Electrical work had never been a specialty of hers, but you couldn’t graduate from an engineering school without taking a few courses here and there, and every student had a friend in EE who had kluged together a homemade soldering iron, hacked an ATM machine, or built their own robot. Eventually, some of it rubbed off. In her case, she’d learned to build her own ham radio.

Another glance at her watch. Twenty seconds. She blew on her fingers, put the earpiece in—wincing at the sudden cold in an unexpected place—and began fiddling with the tuner.

“Vox,” she said, but the cold clutched at her throat and her voice came out in a rasp. She cleared her throat and tried again. “Vox. Come in, Vox. This is Blaze.”

Only the empty void of static answered her. She repeated the call every ten seconds, giving a self-conscious grimace each time she had to say her call sign out loud. The handle hadn’t been her idea.

After three minutes of constant calling, the answer came back, like a missive from deep space. “Blaze, this is Vox. Are you there, over?”

The voice was heavily accented and the radio waves gave it a hollow, tubular sound, but she grinned. “I’m here, Vox. What took you so long?”

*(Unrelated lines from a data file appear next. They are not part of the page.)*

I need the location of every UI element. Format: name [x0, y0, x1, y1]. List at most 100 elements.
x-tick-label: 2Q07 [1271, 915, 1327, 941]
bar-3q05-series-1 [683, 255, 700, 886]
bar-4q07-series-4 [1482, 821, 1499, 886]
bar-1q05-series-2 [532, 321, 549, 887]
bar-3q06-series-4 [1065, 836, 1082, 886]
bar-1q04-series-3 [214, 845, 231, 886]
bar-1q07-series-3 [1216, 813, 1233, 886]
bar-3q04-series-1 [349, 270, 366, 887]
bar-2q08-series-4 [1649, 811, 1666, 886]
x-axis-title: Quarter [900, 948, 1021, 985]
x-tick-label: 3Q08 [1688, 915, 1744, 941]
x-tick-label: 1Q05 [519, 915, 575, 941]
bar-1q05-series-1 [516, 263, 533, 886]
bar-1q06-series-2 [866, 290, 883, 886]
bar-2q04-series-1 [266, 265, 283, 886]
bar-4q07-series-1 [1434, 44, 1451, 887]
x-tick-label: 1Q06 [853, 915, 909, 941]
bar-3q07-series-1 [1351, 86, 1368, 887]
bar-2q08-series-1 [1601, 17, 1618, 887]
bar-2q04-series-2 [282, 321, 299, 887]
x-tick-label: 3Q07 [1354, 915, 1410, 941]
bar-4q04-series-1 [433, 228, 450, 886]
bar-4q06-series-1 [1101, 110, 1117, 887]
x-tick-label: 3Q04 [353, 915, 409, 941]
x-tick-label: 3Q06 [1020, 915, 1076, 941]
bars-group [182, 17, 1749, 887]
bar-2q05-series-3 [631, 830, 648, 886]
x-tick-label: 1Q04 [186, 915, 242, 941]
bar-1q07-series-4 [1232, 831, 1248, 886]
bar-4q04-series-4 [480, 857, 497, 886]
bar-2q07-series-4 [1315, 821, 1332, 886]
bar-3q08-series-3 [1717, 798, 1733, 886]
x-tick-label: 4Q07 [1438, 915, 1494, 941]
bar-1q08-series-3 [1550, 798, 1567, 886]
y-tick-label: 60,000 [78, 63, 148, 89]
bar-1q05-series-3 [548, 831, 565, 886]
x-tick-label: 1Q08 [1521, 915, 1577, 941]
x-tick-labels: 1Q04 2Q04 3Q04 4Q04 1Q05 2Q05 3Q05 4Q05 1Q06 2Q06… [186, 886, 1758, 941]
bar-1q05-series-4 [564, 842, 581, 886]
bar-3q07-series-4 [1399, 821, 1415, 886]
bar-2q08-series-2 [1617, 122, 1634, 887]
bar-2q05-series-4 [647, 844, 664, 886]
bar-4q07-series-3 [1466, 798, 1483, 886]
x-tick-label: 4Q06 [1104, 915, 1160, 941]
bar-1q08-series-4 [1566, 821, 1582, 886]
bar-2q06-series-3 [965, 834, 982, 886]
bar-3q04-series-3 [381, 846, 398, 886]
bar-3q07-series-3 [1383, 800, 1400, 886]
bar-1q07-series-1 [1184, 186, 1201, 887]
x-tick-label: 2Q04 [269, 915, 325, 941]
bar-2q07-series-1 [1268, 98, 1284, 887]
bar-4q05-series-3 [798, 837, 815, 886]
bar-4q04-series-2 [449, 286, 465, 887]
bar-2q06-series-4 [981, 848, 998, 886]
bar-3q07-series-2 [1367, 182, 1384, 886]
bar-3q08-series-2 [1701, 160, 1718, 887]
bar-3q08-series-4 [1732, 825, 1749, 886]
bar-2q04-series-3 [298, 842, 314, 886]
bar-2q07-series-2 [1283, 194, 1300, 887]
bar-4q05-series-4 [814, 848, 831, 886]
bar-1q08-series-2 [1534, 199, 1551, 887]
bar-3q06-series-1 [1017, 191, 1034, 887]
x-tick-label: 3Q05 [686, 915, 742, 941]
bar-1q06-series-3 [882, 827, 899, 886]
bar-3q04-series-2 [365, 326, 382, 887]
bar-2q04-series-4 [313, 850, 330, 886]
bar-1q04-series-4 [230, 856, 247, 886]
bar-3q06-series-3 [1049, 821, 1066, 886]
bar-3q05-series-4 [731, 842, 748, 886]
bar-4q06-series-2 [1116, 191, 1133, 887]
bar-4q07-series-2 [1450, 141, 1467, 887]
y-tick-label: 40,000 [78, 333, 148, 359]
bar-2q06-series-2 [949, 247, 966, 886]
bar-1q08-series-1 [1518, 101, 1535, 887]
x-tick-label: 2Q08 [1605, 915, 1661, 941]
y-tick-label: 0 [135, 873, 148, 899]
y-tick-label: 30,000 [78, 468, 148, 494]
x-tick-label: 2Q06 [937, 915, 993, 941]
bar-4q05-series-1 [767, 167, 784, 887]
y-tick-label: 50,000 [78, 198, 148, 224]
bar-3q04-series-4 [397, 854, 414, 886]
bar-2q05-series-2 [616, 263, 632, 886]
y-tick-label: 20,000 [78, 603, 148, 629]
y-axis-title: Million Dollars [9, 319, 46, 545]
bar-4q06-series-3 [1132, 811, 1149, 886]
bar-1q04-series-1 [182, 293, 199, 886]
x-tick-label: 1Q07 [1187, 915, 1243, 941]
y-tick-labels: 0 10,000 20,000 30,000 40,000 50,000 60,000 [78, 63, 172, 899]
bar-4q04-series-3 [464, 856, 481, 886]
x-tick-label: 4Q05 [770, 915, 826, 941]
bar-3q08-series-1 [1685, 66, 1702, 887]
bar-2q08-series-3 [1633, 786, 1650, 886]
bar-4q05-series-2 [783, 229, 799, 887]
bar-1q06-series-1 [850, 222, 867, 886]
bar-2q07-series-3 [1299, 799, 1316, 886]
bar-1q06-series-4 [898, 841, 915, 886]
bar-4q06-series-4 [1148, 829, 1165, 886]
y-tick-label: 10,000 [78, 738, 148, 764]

Pause. “I keep telling you, my dear, you don’t know the Russian mind. Stalin might be a wax statue in the Kremlin’s front lobby, but Soviet-style paranoia is alive and well. It takes me an hour to put all the excuses in place to get to the radio. And I can’t talk for more than fifteen minutes, or someone is bound to come looking for me to make sure I’m not plotting against them.”

“It’s not that bad, is it? You’re ten thousand miles away from the nearest KGB agent. Or whatever you guys call it these days.”

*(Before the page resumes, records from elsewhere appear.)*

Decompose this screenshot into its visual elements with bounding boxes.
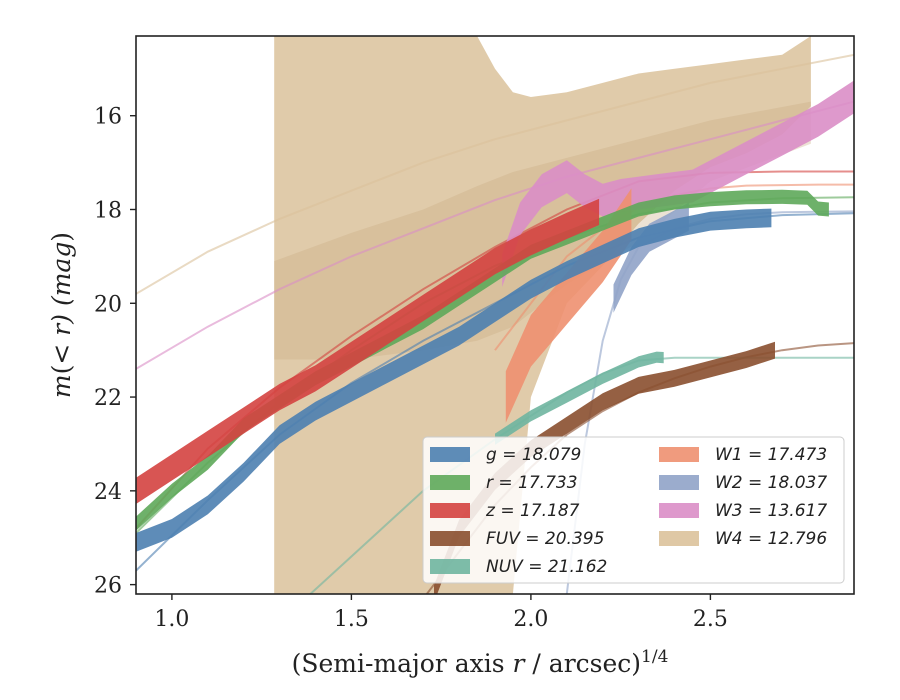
- legend: g = 18.079 r = 17.733 z = 17.187 FUV = 20.3…: [422, 436, 845, 584]
- x-tick-label: 1.5: [334, 607, 369, 632]
- data-band-z: [136, 198, 600, 504]
- y-axis-title: m(< r) (mag): [47, 232, 76, 398]
- legend-label-g: g = 18.079: [486, 445, 581, 465]
- x-axis-title: (Semi-major axis r / arcsec)1/4: [292, 647, 669, 678]
- y-tick-label: 22: [94, 386, 122, 411]
- plot-area: [136, 36, 854, 594]
- y-tick-label: 16: [94, 105, 122, 130]
- y-tick-label: 20: [94, 292, 122, 317]
- x-tick-label: 2.5: [693, 607, 728, 632]
- legend-swatch-z: [430, 503, 470, 518]
- legend-swatch-nuv: [430, 559, 470, 574]
- legend-label-z: z = 17.187: [485, 501, 580, 521]
- axes-ticks: 1.0 1.5 2.0 2.5 16 18 20 22 24 26: [94, 105, 728, 632]
- data-band-g: [136, 208, 772, 552]
- model-curve-w4: [136, 53, 854, 295]
- legend-box: [422, 436, 845, 584]
- legend-label-w4: W4 = 12.796: [715, 529, 827, 549]
- legend-swatch-fuv: [430, 531, 470, 546]
- legend-swatch-g: [430, 447, 470, 462]
- data-band-nuv: [495, 351, 664, 445]
- x-tick-label: 1.0: [154, 607, 189, 632]
- legend-label-nuv: NUV = 21.162: [486, 557, 607, 577]
- legend-label-r: r = 17.733: [486, 473, 578, 493]
- legend-label-w2: W2 = 18.037: [715, 473, 827, 493]
- y-tick-label: 26: [94, 574, 122, 599]
- model-curve-w3: [136, 100, 854, 370]
- y-tick-label: 24: [94, 480, 122, 505]
- plot-frame: [135, 35, 855, 595]
- legend-swatch-w4: [659, 531, 699, 546]
- legend-swatch-w3: [659, 503, 699, 518]
- legend-swatch-w1: [659, 447, 699, 462]
- legend-label-w3: W3 = 13.617: [715, 501, 827, 521]
- y-tick-label: 18: [94, 198, 122, 223]
- legend-label-fuv: FUV = 20.395: [486, 529, 604, 549]
- legend-label-w1: W1 = 17.473: [715, 445, 827, 465]
- legend-swatch-w2: [659, 475, 699, 490]
- data-band-w3: [502, 80, 854, 287]
- legend-swatch-r: [430, 475, 470, 490]
- x-tick-label: 2.0: [513, 607, 548, 632]
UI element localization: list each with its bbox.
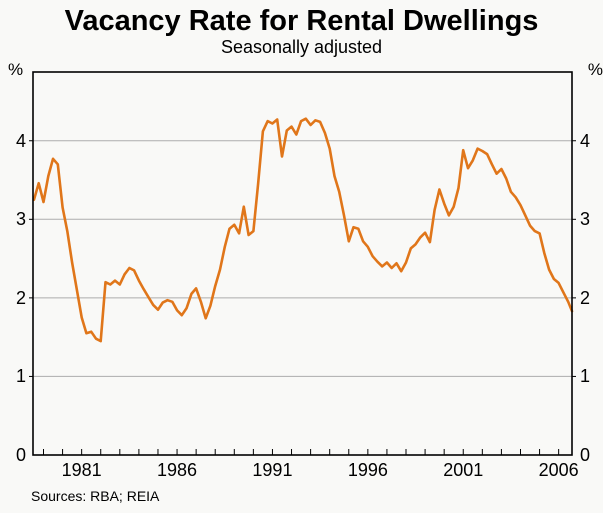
y-tick-label-right: 0 bbox=[580, 445, 591, 465]
y-tick-label-right: 2 bbox=[580, 287, 591, 308]
x-tick-label: 1991 bbox=[252, 460, 293, 480]
x-tick-label: 2006 bbox=[538, 460, 579, 480]
x-tick-label: 1996 bbox=[347, 460, 388, 480]
source-note: Sources: RBA; REIA bbox=[31, 488, 160, 504]
data-line bbox=[32, 117, 574, 343]
y-tick-label-left: 4 bbox=[15, 130, 26, 151]
chart-subtitle: Seasonally adjusted bbox=[220, 37, 383, 57]
y-tick-label-right: 1 bbox=[580, 366, 591, 387]
x-tick-label: 2001 bbox=[443, 460, 484, 480]
y-tick-label-right: 3 bbox=[580, 209, 591, 230]
y-tick-label-left: 3 bbox=[15, 209, 26, 230]
x-tick-label: 1986 bbox=[157, 460, 198, 480]
y-tick-label-left: 1 bbox=[15, 366, 26, 387]
y-axis-unit-right: % bbox=[587, 60, 603, 79]
y-tick-label-left: 0 bbox=[15, 445, 26, 465]
y-tick-label-right: 4 bbox=[580, 130, 591, 151]
x-tick-label: 1981 bbox=[61, 460, 102, 480]
y-axis-unit-left: % bbox=[8, 60, 24, 79]
plot-border bbox=[32, 71, 573, 456]
chart-title: Vacancy Rate for Rental Dwellings bbox=[64, 5, 539, 37]
y-tick-label-left: 2 bbox=[15, 287, 26, 308]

“Federal’naya sluzhba bezopasnosti Rossiyskoy Federatsii ,” Vox said. “Not KGB, FSB. And, yes, they are on the other side of the planet, but it’s still a part of the planet I’d like to return to someday. So I do my work, watch over my shoulder, and report on my fellow scientists whenever I can.”

“You’re plotting against your other team members?”

“Of course.” It was difficult to tell with the static, but she thought he sounded surprised. “How else am I supposed to keep them paranoid enough to leave me alone?”

She laughed. “That’s crazy.”

“Russians invented crazy,” he said. “But you can’t tell me you Americans don’t do something similar.”

“Of course we don’t.”

“Please. Give me one break. No competition? No gossip? No secrets?”

The smile melted away as she thought about Sheryl. Not a word of this to anyone until I can make an official announcement, understand? Hanratty’s face floated into view from a murky corner of the hut, followed by Keene’s bland, bearded face. Everyone on base knew about Sheryl before you were done taking your gloves off.

She hesitated. She’d met Vox—real name unknown—during an unexpected hiatus at the Christchurch base on the last leg before the flight to McMurdo. The layover was usually a no-nonsense twenty-four-hour pause before the crew shoved off, but a surprise storm along the coast had grounded aircraft for a week. With hundreds of scientists, workers, and other Polies trapped in a mid-sized New Zealand city with nothing to do except indulge in bouts of epic drinking, every bar in the city had turned into an intoxicated, impromptu United Nations. Cass had met Vox, a shaggy-haired, gap-toothed, thirty-something radio astronomer in the company of six Swedish physicists en route to borrowing time at the Lyubov Orlova station.